7) A few questions about claiming certain tax benefits: After gathering/calculating all my business reports/income/expenses etc, I went on SimpleTax and began filling out my 2017 and 2018 returns and to my surprise, it says I won't owe a single dollar in tax, and in fact it says I'll be getting a nice little refund. I believe I'm able to claim the WITB/CWB. I'm single, over 19, and live at home with my parents. I believe I can also claim the Climate Action Incentive (plus the 10% bonus for living in a smaller town) since I live in Saskatchewan, but it does say only one person per family can claim it. One of my parents likely claimed it on their taxes, but does this mean I can't claim it just because I live at home with them?

8) I also made note of potential future considerations:

a) I believe I may need to fill out the T1135 form if my US Bank account grows to over $100,000 CAD. Does money sitting in a US bank count as "specified foreign property"?
b) Once I start needing to pay over $3000 in tax, the CRA will request tax to be paid in instalments. I'm guessing they email/send a letter once this requirement happens?
c) Once I start earning over $30,000 a year I might have to register for GST. This doesn't seem to make sense in my case though since i'm earning commissions through online affiliate marketing, so I don't have any "customers" to charge GST/HST per se. I've heard conflicting answers to this. Some people have said you still need to register, while other's have said you don't need to.

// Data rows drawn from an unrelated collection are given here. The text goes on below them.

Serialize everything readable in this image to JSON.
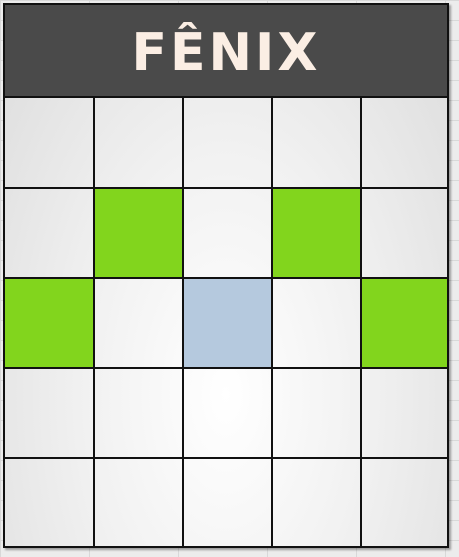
{
  "title": "FÊNIX",
  "grid": {
    "rows": 5,
    "cols": 5,
    "cells": [
      [
        "empty",
        "empty",
        "empty",
        "empty",
        "empty"
      ],
      [
        "empty",
        "green",
        "empty",
        "green",
        "empty"
      ],
      [
        "green",
        "empty",
        "blue",
        "empty",
        "green"
      ],
      [
        "empty",
        "empty",
        "empty",
        "empty",
        "empty"
      ],
      [
        "empty",
        "empty",
        "empty",
        "empty",
        "empty"
      ]
    ]
  },
  "colors": {
    "header": "#4a4a4a",
    "title_text": "#fbeee4",
    "green": "#82d51d",
    "blue": "#b5c9de",
    "grid_line": "#111111"
  }
}
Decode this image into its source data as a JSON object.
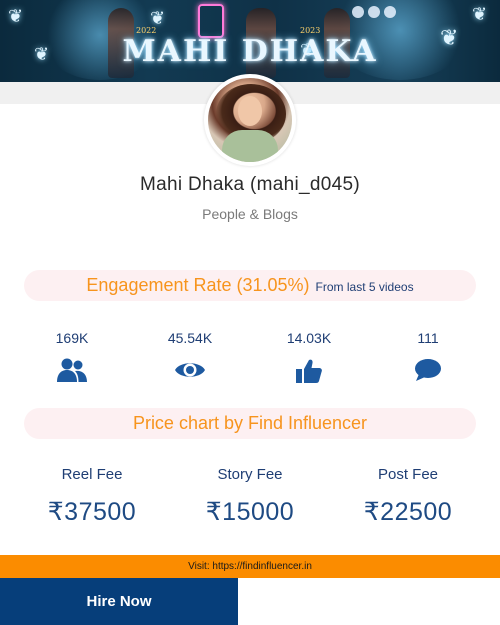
{
  "banner": {
    "text": "MAHI DHAKA",
    "mini_left": "2022",
    "mini_right": "2023"
  },
  "profile": {
    "name": "Mahi Dhaka (mahi_d045)",
    "category": "People & Blogs"
  },
  "engagement": {
    "title": "Engagement Rate (31.05%)",
    "subtitle": "From last 5 videos"
  },
  "stats": [
    {
      "value": "169K",
      "icon": "followers-icon"
    },
    {
      "value": "45.54K",
      "icon": "views-icon"
    },
    {
      "value": "14.03K",
      "icon": "likes-icon"
    },
    {
      "value": "111",
      "icon": "comments-icon"
    }
  ],
  "price_chart": {
    "title": "Price chart by Find Influencer"
  },
  "fees": [
    {
      "label": "Reel Fee",
      "amount": "₹37500"
    },
    {
      "label": "Story Fee",
      "amount": "₹15000"
    },
    {
      "label": "Post Fee",
      "amount": "₹22500"
    }
  ],
  "footer": {
    "visit_text": "Visit: https://findinfluencer.in",
    "hire_button": "Hire Now"
  },
  "colors": {
    "accent_orange": "#f7941d",
    "navy": "#1f3e74",
    "button_bg": "#063e7a",
    "pill_bg": "#fdf0f2",
    "visit_bar": "#fb8c00"
  }
}
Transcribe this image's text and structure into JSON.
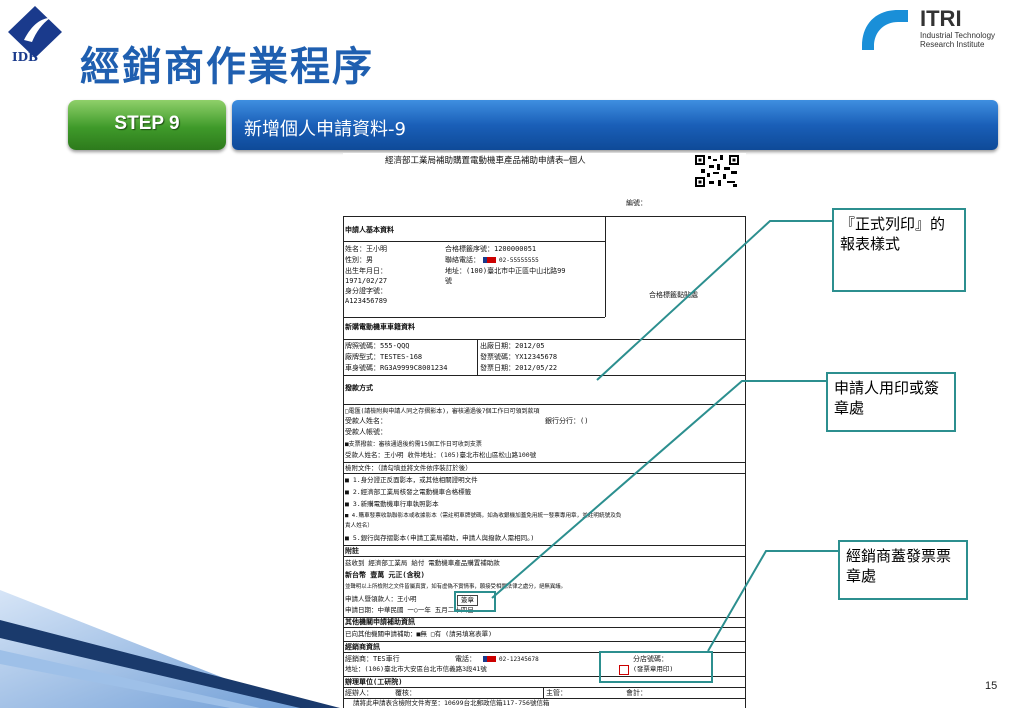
{
  "header": {
    "logo_text": "IDB",
    "title": "經銷商作業程序",
    "partner_logo": {
      "name": "ITRI",
      "line1": "Industrial Technology",
      "line2": "Research Institute"
    }
  },
  "step": {
    "label": "STEP 9",
    "title": "新增個人申請資料-9"
  },
  "page_number": "15",
  "callouts": {
    "formal_print": "『正式列印』的報表樣式",
    "applicant_stamp": "申請人用印或簽章處",
    "dealer_stamp": "經銷商蓋發票票章處"
  },
  "form": {
    "heading": "經濟部工業局補助購置電動機車產品補助申請表─個人",
    "serial_label": "編號：",
    "sec_applicant": "申請人基本資料",
    "name": "姓名：王小明",
    "cert_no": "合格標籤序號：1200000051",
    "gender": "性別：男",
    "phone": "聯絡電話：",
    "phone_value": "02-55555555",
    "birth_label": "出生年月日：",
    "birth_value": "1971/02/27",
    "address": "地址：(100)臺北市中正區中山北路99",
    "address_cont": "號",
    "id_label": "身分證字號：",
    "id_value": "A123456789",
    "label_area": "合格標籤黏貼處",
    "sec_vehicle": "新購電動機車車籍資料",
    "plate": "牌照號碼：555-QQQ",
    "factory_date": "出廠日期：2012/05",
    "model": "廠牌型式：TESTES-168",
    "invoice_no": "發票號碼：YX12345678",
    "body_no": "車身號碼：RG3A9999C8001234",
    "invoice_date": "發票日期：2012/05/22",
    "sec_payment": "撥款方式",
    "pay1": "□電匯(請檢附與申請人同之存摺影本)，審核通過後7個工作日可領到款項",
    "pay2": "受款人姓名：",
    "pay2b": "銀行分行：()",
    "pay3": "受款人帳號：",
    "pay4": "■支票撥款：審核通過後約需15個工作日可收到支票",
    "pay5": "受款人姓名：王小明  收件地址：(105)臺北市松山區松山路100號",
    "sec_docs": "檢附文件：（請勾填並將文件依序裝訂於後）",
    "doc1": "■ 1.身分證正反面影本，或其他相關證明文件",
    "doc2": "■ 2.經濟部工業局核發之電動機車合格標籤",
    "doc3": "■ 3.新購電動機車行車執照影本",
    "doc4": "■ 4.購車發票收執聯影本或收據影本（需註明車牌號碼，如為收銀機加蓋免用統一發票專用章，並註明統號及負",
    "doc4b": "責人姓名）",
    "doc5": "■ 5.銀行與存摺影本(申請工業局補助，申請人與撥款人需相同。)",
    "sec_attach": "附註",
    "receipt": "茲收到  經濟部工業局  給付   電動機車產品購置補助款",
    "amount": "新台幣 壹萬 元正(含稅)",
    "declare": "並聲明以上所檢附之文件皆屬真實，如有虛偽不實情事，願接受相關法律之處分，絕無異議。",
    "signer": "申請人暨領款人：王小明",
    "stamp_box": "簽章",
    "apply_date": "申請日期：中華民國 一○一年 五月二十四日",
    "sec_other": "其他機關申請補助資訊",
    "other": "已向其他機關申請補助：■無 □有 (請另填寫表單)",
    "sec_dealer": "經銷商資訊",
    "dealer": "經銷商：TES車行",
    "dealer_phone": "電話：",
    "dealer_phone_value": "02-12345678",
    "dealer_addr": "地址：(106)臺北市大安區台北市信義路3段41號",
    "branch_label": "分店號碼：",
    "dealer_stamp_text": "(發票章用印)",
    "sec_office": "辦理單位(工研院)",
    "handler": "經辦人：",
    "review": "覆核：",
    "supervisor": "主管：",
    "accountant": "會計：",
    "mail_note": "請將此申請表含檢附文件寄至：10699台北郵政信箱117-756號信箱"
  },
  "colors": {
    "title": "#1f5fb0",
    "step_green": "#3f9a2a",
    "step_blue": "#1a5fb8",
    "callout_border": "#2c8f8f"
  }
}
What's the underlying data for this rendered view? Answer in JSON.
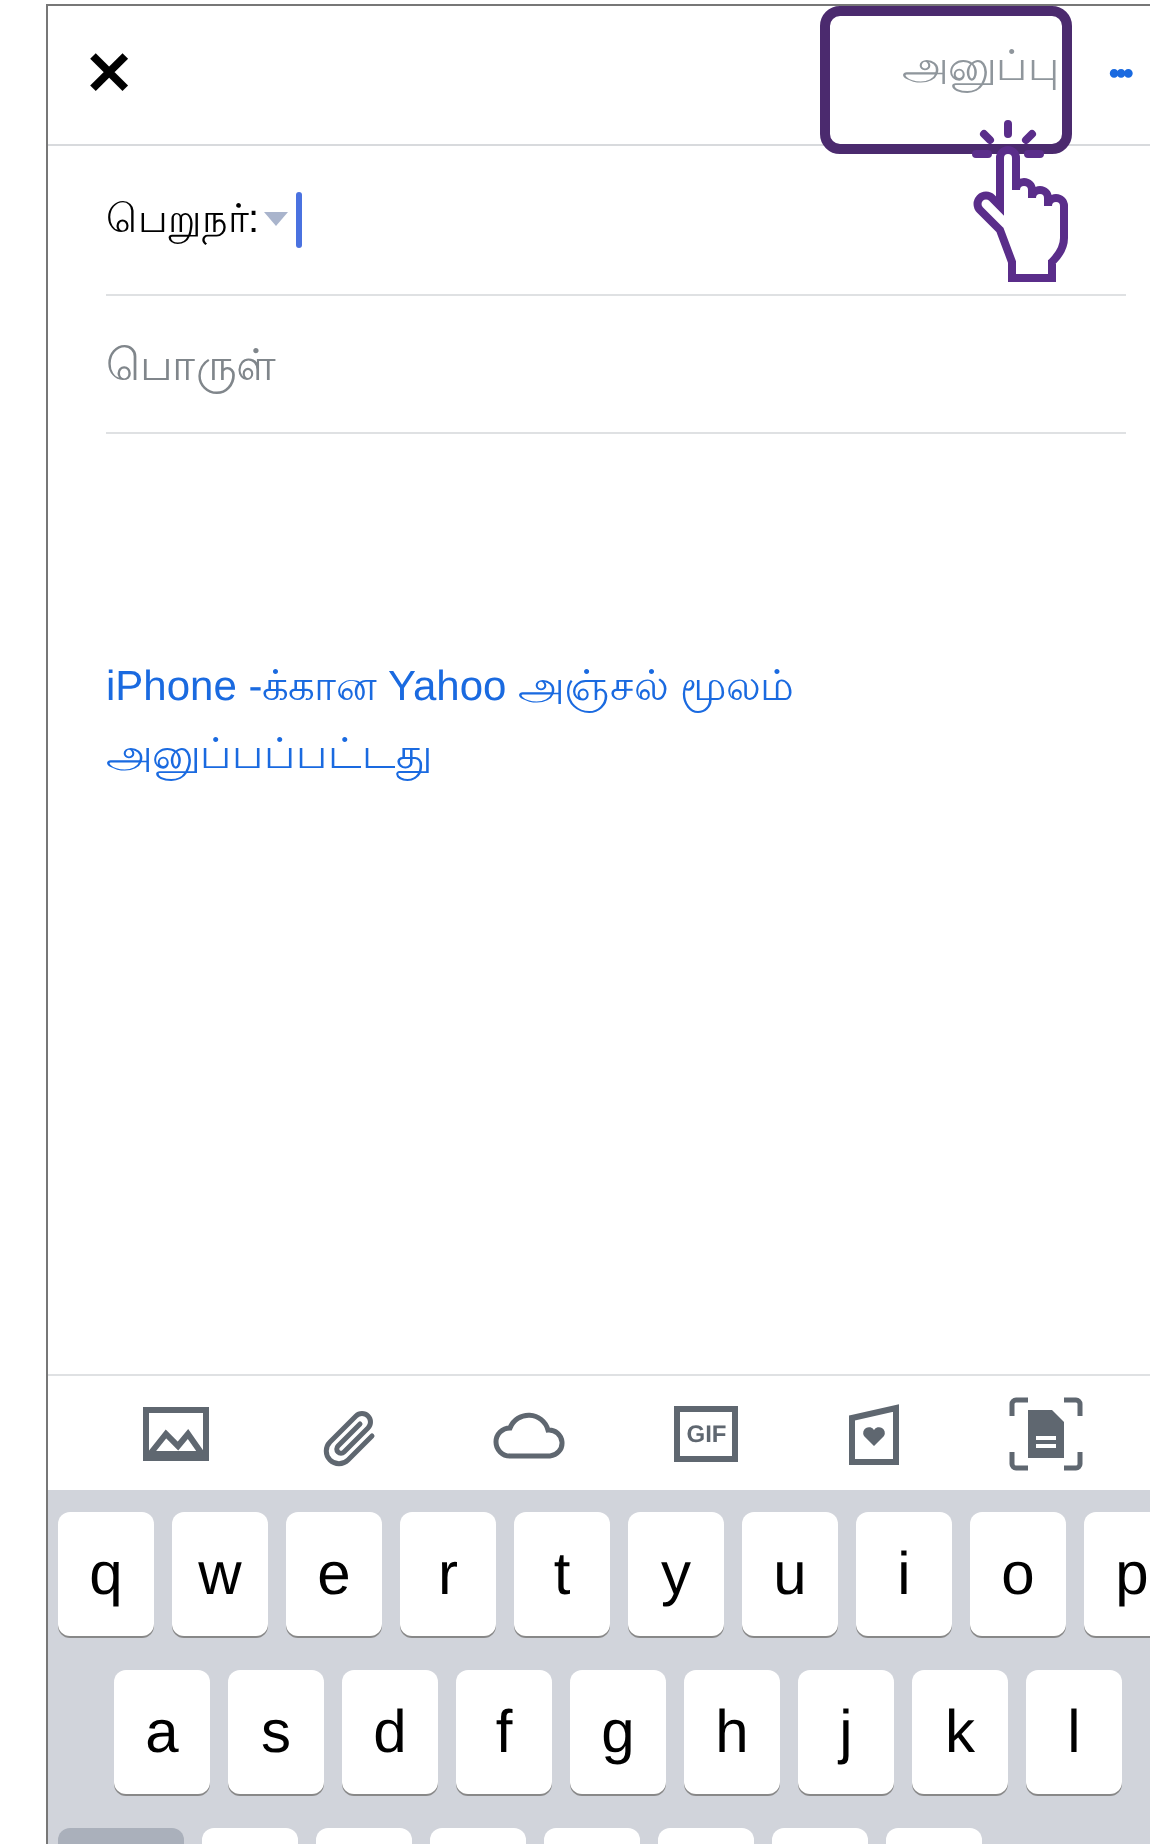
{
  "header": {
    "close": "✕",
    "send": {
      "label": "அனுப்பு",
      "disabled": true
    },
    "more": "•••"
  },
  "recipient": {
    "label": "பெறுநர்:"
  },
  "subject": {
    "placeholder": "பொருள்"
  },
  "signature": "iPhone -க்கான Yahoo அஞ்சல் மூலம் அனுப்பப்பட்டது",
  "toolbar": [
    {
      "kind": "photo"
    },
    {
      "kind": "attach"
    },
    {
      "kind": "cloud"
    },
    {
      "kind": "gif",
      "label": "GIF"
    },
    {
      "kind": "card"
    },
    {
      "kind": "scan"
    }
  ],
  "keyboard": {
    "rows": [
      [
        "q",
        "w",
        "e",
        "r",
        "t",
        "y",
        "u",
        "i",
        "o",
        "p"
      ],
      [
        "a",
        "s",
        "d",
        "f",
        "g",
        "h",
        "j",
        "k",
        "l"
      ]
    ]
  }
}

Anything other future considerations I haven't covered?

9) I plan to file through SimpleTax, so my final question is: Should I file my tax returns in any specific order? Should I just file in year order: 2017, 2018, and 2019 all back to back? Or should I only file one at a time and wait until I'm contacted by the CRA? Will I have access to the CRA MyAccount immediately?

Again, sorry for the long post and I appreciate any questions you guys can answer and any additional tips/remarks/recommendations are also welcome,

Thanks
3 replies
Member
May 24, 2018
266 posts
158 upvotes
Ontario
Wallboy wrote: ... and earned a tiny amount income since then. Around $5000 in 2017, $12000 in 2018, and $8000 in 2019.
...
7) A few questions about claiming certain tax benefits: After gathering/calculating all my business reports/income/expenses etc, I went on SimpleTax and began filling out my 2017 and 2018 returns and to my surprise, it says I won't owe a single dollar in tax, and in fact it says I'll be getting a nice little refund. I believe I'm able to claim the WITB/CWB. I'm single, over 19, and live at home with my parents. I believe I can also claim the Climate Action Incentive (plus the 10% bonus for living in a smaller town) since I live in Saskatchewan, but it does say only one person per family can claim it. One of my parents likely claimed it on their taxes, but does this mean I can't claim it just because I live at home with them?

...
At a glance, I think it is quite possible no tax owed at those level. Regarding CAI, once you turned 18, your parents cannot claim you as a qualified dependant (source from Schedule 14)

If you have not filed ever before, this link lists some of the reasons you have to.
[OP]
Newbie
Oct 3, 2009
89 posts
36 upvotes
Yes, later on in the post I mentioned I filled out the returns on SimpleTax just to see what I'd owe, and it said I didn't owe anything, and instead had a refund. As far as the CAI, I did a little more research and it looks like I can claim it in my situation. And I've read through that document you linked and the CPP was the reason I started panicking as I had no idea that I may have owed something when you make over $3500. I always thought it was around the basic personal amount where I'd have to.
Member
May 24, 2018
266 posts
158 upvotes
Ontario
Regarding CPP - it's not tax owed, it's for our "collective" retirement :-)
  • have you gone thru Schedule 8 Part 1 ?
  • Is there a number on line 31000 SimpleTax calculated ?
As a matter of fact, most of your questions are beyond my level. Hopefully, some experts will chime in on the conversation.